Playing Flames of War with any terrain (including soda bottles and piles of napkins in a pinch) can be fun, but for a wargamer, lifelike terrain is always a treat. We’d be “missing the forest for the trees”, though, if we put all that effort into creating beautiful pieces and not enough into how we use them!
Too often, players will take terrain off the shelves in order of what they can reach and pile it onto a table. If your terrain is nice enough, this method can even work! But an organic approach works even better. And, if (like most of us) some pieces of your terrain are…better than others, organic terrain layout can go a long way.
What is Organic Terrain Layout?
Organic terrain layout refers to the process of placing terrain in accordance with how the real battlefield it represents might have come to look the way it does. After all, unlike your game board, rural France wasn’t assembled in 5 minutes! Keeping a few simple rules in mind can produce extremely realistic results that are quite playable – since FoW as a system was designed with real terrain in mind, FoW often plays better on organic setups than on terrain placed with the intention of game balance!
Place things in natural order.
Try to place your Rivers first, because they’ve dug into the ground over millennia to produce elevation changes. Place your Hills and Rises second; now that you know where your water is you can place them far from that to give the impression of valleys. Next place your Roads and Railways; humans are happy to cut through forest for their roads but will try to go around hills whenever possible and bridge rivers. Buildings, ruins and farms should be next on your list; place farms first and place these near the roads as you “develop” civilization over the course of 3 minutes. Lastly, place Forests, Groves, Thickets, etc. These cover much of Western Europe and tend to be left wherever humans have decided not to settle.

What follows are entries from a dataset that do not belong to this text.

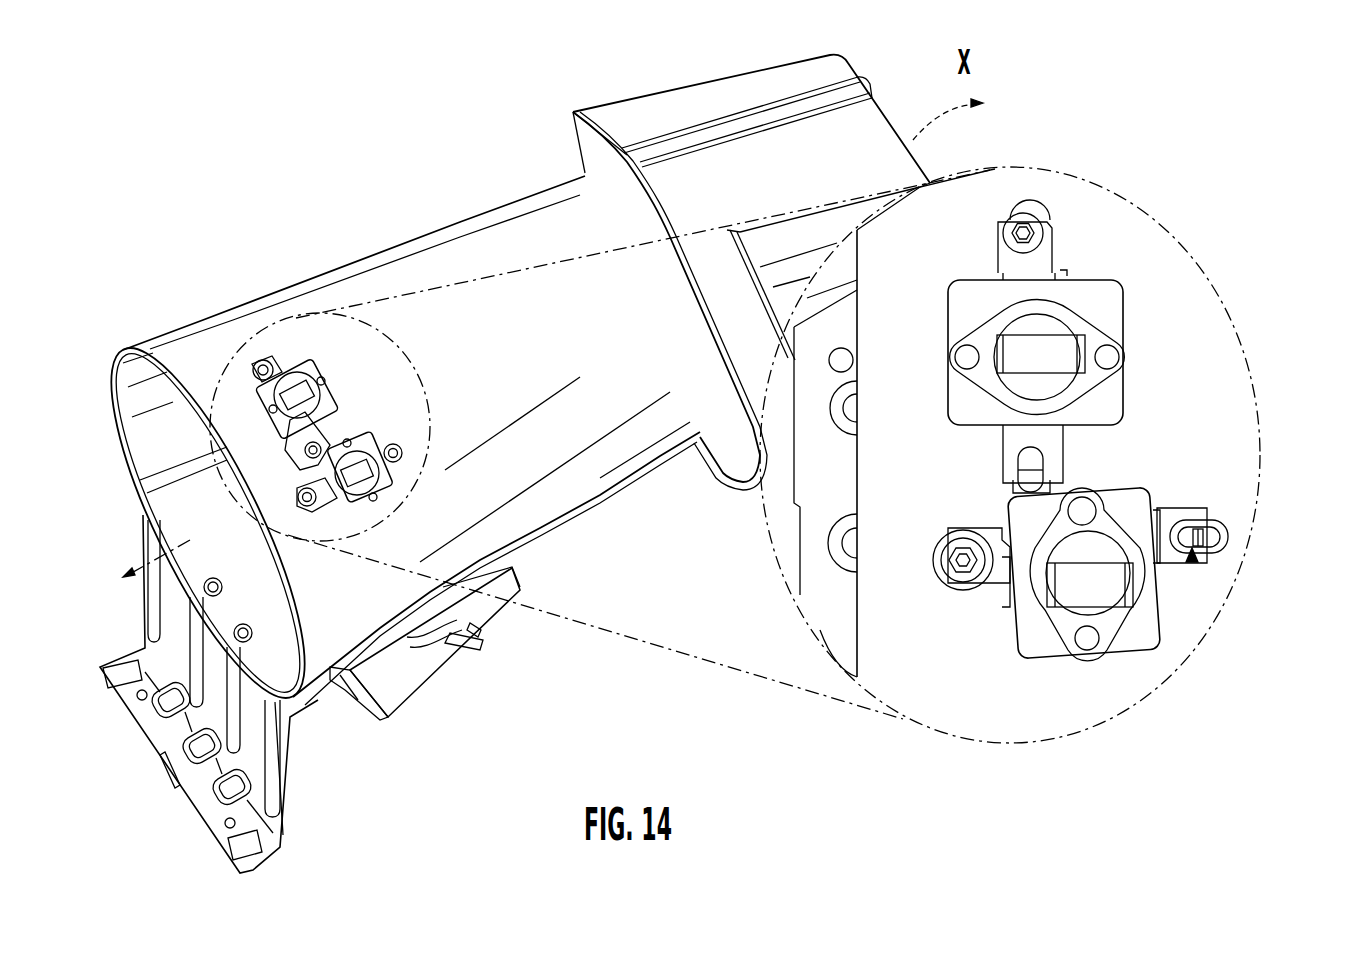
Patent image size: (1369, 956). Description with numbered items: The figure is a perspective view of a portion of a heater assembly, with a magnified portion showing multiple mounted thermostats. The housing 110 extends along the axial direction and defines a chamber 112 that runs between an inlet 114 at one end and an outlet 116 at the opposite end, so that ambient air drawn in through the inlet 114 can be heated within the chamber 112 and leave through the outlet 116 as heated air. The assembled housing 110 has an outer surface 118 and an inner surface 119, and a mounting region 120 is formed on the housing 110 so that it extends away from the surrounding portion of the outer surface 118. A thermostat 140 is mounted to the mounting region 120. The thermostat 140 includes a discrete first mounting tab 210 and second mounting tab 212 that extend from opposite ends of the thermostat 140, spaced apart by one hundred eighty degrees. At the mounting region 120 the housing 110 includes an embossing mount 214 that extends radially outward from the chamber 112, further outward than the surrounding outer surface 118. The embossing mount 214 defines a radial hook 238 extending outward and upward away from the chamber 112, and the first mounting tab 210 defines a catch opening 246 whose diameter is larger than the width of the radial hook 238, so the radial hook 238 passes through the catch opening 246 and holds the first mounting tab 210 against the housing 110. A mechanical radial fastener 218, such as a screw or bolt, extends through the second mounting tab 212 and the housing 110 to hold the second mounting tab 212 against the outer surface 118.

The housing 110 is at (386, 257).
The chamber 112 is at (198, 362).
The inlet 114 is at (140, 497).
The outlet 116 is at (896, 92).
The outer surface 118 is at (487, 233).
The inner surface 119 is at (147, 440).
The mounting region 120 is at (420, 470).
The thermostat 140 is at (367, 475).
The first mounting tab 210 is at (1257, 498).
The second mounting tab 212 is at (988, 574).
The embossing mount 214 is at (1267, 532).
The radial fastener 218 is at (963, 563).
The radial hook 238 is at (1212, 539).
The catch opening 246 is at (1195, 556).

Flames of War tolerates varying amounts of terrain very well, but remember to keep between 25-50% of the board open!
Be logical about your inhabitants.
Most players’ terrain collections contain some signs of human habitation – churches, homes, farms, bridges, and roads, to name a few. Real people try to arrange these things conveniently for themselves, and so should your imaginary ones.
Always place a farmhouse near fields or orchards; no one wants to walk cross-country to tend their crops. Important buildings near road junctions also make sense. Bridges are often built where there are no fords. Contiguous hedges were used in France to keep pests both human and animal off one’s property; fences and walls usually serve similar purposes and should not end abruptly. Craters near fortifications can lend an ominous war-torn feeling to the landscape. Wooded riverbanks are an ecological commonality and additionally may ease the frustration of players having to cross a river!
Hopefully these tips are useful and quick to implement. Do you find that realistic terrain plays better? If not, what method do you favor for setting up your own terrain?